As noted by Kelsey Weekman, who initially covered Davis’ lawsuit for Buzzfeed News, the lawsuit legitimized influencers as businesspeople that should be held as accountable as any other company.

“As it stands, when customers aren’t happy with the products influencers have sold them, they are often dismissed for buying into the fictional narrative that social media makes it so easy to craft,” Weekman said. “This lawsuit from the state of Texas took the testimonies of more than a dozen people who said they felt deceived by Davis and treated their stories with the same seriousness as a brick-and-mortar business. But without a verdict, the case is not likely to have a broad impact.”

Dawn has not recently addressed the media regarding the lawsuit, but has teased a Brittany Dawn Fitness tell-all on her social media channels and in her new podcast.

Where is Brittany Dawn Davis now?

Davis, now 32, remains active on social media but recently shifted her focus to faith, posting about Christianity and her new foster parenting journey.

“Fitness and health are no longer my identity.
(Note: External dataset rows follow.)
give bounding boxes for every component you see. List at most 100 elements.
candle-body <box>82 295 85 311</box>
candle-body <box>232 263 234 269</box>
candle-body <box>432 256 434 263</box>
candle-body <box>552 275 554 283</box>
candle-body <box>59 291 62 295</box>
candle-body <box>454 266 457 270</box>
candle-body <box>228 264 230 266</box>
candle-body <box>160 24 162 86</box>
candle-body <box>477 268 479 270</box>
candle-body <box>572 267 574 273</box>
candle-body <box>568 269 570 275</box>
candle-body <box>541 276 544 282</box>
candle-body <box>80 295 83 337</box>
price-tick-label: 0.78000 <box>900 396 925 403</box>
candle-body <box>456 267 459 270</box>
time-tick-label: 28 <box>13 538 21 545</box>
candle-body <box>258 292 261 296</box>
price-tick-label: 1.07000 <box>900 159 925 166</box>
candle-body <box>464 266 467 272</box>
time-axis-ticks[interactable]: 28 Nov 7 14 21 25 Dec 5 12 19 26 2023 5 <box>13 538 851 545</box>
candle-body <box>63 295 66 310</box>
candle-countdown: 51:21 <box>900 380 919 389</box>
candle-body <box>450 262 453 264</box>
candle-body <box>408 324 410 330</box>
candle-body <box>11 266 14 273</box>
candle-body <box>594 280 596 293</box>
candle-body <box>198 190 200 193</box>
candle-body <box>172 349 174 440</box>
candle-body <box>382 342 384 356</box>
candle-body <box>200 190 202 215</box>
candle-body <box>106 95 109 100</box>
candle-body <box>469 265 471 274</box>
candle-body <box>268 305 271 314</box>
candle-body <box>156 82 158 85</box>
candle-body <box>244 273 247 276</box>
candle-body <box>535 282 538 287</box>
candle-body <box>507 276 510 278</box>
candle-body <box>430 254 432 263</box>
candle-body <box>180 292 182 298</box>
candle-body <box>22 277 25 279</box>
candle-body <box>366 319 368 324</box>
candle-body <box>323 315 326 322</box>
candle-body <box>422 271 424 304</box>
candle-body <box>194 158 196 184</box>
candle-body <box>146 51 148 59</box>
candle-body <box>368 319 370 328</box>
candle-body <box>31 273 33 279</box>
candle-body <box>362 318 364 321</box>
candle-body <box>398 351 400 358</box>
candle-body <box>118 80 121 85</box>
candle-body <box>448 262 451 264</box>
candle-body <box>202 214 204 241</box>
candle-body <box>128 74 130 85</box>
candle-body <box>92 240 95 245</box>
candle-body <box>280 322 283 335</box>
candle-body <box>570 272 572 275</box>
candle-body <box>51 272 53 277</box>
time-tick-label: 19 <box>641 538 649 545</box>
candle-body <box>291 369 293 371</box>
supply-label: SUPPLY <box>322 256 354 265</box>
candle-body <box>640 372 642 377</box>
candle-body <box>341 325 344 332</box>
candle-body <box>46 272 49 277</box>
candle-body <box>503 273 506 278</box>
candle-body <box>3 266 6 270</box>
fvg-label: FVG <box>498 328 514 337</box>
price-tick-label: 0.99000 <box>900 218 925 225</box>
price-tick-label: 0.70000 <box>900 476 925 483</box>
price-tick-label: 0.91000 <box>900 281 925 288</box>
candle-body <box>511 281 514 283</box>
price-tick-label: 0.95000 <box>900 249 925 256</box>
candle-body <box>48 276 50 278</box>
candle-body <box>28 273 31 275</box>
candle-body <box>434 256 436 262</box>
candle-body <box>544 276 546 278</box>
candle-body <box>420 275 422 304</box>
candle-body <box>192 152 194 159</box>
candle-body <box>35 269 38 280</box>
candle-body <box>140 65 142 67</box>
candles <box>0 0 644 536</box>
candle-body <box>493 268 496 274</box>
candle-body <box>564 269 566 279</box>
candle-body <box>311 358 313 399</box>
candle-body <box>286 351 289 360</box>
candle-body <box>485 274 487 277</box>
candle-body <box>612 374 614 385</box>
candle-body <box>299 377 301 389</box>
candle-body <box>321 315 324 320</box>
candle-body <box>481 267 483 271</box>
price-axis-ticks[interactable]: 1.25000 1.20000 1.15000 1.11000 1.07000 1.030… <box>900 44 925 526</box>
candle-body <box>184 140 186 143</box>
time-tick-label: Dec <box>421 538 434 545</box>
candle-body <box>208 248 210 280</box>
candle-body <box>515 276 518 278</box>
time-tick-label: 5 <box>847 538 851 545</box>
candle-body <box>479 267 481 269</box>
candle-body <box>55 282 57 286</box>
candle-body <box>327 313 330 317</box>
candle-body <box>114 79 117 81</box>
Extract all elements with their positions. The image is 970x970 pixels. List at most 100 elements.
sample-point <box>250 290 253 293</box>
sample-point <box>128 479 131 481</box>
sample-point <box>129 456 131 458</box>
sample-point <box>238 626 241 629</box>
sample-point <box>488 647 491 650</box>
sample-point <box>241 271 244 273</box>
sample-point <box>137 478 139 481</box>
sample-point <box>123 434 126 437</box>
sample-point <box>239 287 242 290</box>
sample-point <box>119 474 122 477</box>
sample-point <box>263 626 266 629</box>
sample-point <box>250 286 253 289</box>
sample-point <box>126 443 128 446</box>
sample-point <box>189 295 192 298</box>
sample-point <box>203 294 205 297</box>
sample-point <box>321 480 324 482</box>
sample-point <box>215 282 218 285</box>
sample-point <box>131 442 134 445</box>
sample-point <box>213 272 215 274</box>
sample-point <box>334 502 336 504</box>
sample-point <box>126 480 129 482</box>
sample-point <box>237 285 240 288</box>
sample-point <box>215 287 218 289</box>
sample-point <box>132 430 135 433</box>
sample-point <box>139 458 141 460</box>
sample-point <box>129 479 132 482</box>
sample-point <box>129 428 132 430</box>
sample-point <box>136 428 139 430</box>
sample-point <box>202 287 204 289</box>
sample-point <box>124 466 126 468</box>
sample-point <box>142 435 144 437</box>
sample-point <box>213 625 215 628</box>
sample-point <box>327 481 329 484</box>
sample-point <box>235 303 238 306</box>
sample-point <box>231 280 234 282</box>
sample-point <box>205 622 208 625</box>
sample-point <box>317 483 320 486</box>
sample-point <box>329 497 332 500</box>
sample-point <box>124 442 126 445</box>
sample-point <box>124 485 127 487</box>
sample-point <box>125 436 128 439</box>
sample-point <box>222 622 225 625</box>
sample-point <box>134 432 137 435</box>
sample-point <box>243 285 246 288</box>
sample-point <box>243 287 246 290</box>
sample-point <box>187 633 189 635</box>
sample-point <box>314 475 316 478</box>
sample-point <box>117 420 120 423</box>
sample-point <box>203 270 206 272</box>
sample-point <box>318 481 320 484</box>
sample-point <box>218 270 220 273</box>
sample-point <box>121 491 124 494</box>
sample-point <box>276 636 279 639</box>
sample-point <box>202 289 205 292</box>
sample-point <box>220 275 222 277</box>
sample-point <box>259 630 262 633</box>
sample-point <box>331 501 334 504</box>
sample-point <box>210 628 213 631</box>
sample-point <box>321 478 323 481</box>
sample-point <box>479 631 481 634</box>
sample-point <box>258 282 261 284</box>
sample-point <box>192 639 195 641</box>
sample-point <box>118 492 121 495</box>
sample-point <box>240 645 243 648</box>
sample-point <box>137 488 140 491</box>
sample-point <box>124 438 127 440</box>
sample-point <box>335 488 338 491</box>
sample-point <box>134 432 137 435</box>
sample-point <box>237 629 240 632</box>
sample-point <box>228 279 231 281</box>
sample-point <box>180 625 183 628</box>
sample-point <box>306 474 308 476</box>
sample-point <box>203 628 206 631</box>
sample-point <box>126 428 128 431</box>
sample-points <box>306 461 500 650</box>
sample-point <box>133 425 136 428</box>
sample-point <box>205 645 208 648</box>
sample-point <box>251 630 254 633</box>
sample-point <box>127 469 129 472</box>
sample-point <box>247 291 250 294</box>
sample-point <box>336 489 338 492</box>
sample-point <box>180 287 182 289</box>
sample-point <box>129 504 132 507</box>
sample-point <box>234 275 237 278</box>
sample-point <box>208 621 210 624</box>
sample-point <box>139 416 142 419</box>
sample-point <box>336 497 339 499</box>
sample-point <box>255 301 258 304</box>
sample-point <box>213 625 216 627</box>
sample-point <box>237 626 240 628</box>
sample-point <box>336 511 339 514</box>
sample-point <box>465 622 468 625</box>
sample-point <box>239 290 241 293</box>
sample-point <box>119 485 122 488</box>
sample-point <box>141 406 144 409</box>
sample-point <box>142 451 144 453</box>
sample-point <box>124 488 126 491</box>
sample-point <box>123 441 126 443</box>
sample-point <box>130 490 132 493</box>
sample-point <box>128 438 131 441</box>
My identity is in Christ,” she said in a video about her rebrand.

Moving away from her accountability era, Davis now also postures herself as a “cancel culture” victim.

“The world watched me as I … got labeled every cringey, false, scathing title possible during the fallout,” she said on an episode of her podcast, Chiseled and Called. “No one wants to go through a lawsuit … but guess what? It happens. Life happens.”

By pivoting her persona from fitness to Christian lifestyle content, Weekman noted, it’s possible many of Davis’ new followers will have no idea she faced a lawsuit for deceptive business practices.

While Davis doesn’t sell fitness programs anymore, last year she launched She Lives Freed — a Christian ministry that hosts conferences and retreats that range in admission from around $100 to $600. She also maintains an Amazon Storefront and sells Lightroom photo presets online.